Date & Time: April 1st, 2022 at 12:00 PM
Location: Sage Room – Psych 1312

Sleep is not a luxury: links between sleep, cognitive function, and health

What makes sleep “good”? Few wake intrusions? Falling asleep once your head hits the pillow? Waking up refreshed and ready for your day? All the above? Science is still grappling with the answers to this question, yet we do know that a period of sleep helps us think, learn, and remember better. Additionally, specific neural changes during sleep support human cognitive function.
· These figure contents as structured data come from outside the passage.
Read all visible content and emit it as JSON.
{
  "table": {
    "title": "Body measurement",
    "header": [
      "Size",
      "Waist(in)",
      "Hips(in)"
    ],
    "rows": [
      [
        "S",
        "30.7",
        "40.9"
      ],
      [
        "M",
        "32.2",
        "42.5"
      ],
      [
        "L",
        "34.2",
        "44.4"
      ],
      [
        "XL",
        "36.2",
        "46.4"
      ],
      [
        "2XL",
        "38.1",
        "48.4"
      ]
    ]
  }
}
My research program examines how these neural features and specific changes in the body during sleep 1) help us define “good” sleep and 2) support cognition. In this talk, I will review this body of work and identify future directions aligned with this research trajectory. Additionally, data suggests that 35% of people do not get the recommended amount of sleep at night. This widespread sleeplessness comes with significant costs to health and cognition. Yet, the burden of sleep loss does not fall on everyone equally. I will discuss disparities in sleep health and access, discuss historical links, and on-going and future projects that address these topics.

About the Speaker

Dr. Lauren Whitehurst received her B.S. in Psychology and an M.A. in Experimental Psychology from James Madison University in 2011 and 2013, respectively and her PhD in Psychology from the University of California, Riverside in 2018. She completed a Chancellor’s Postdoctoral Fellowship in the Center for Health and Community and the Department of Psychiatry at the University of California, San Francisco in 2020. She is currently an Assistant Professor in the Department of Psychology at the University of Kentucky. She is also Core Faculty in the Center for Health Equity Transformation and affiliated faculty in the Department of African American and Africana Studies at the University of Kentucky.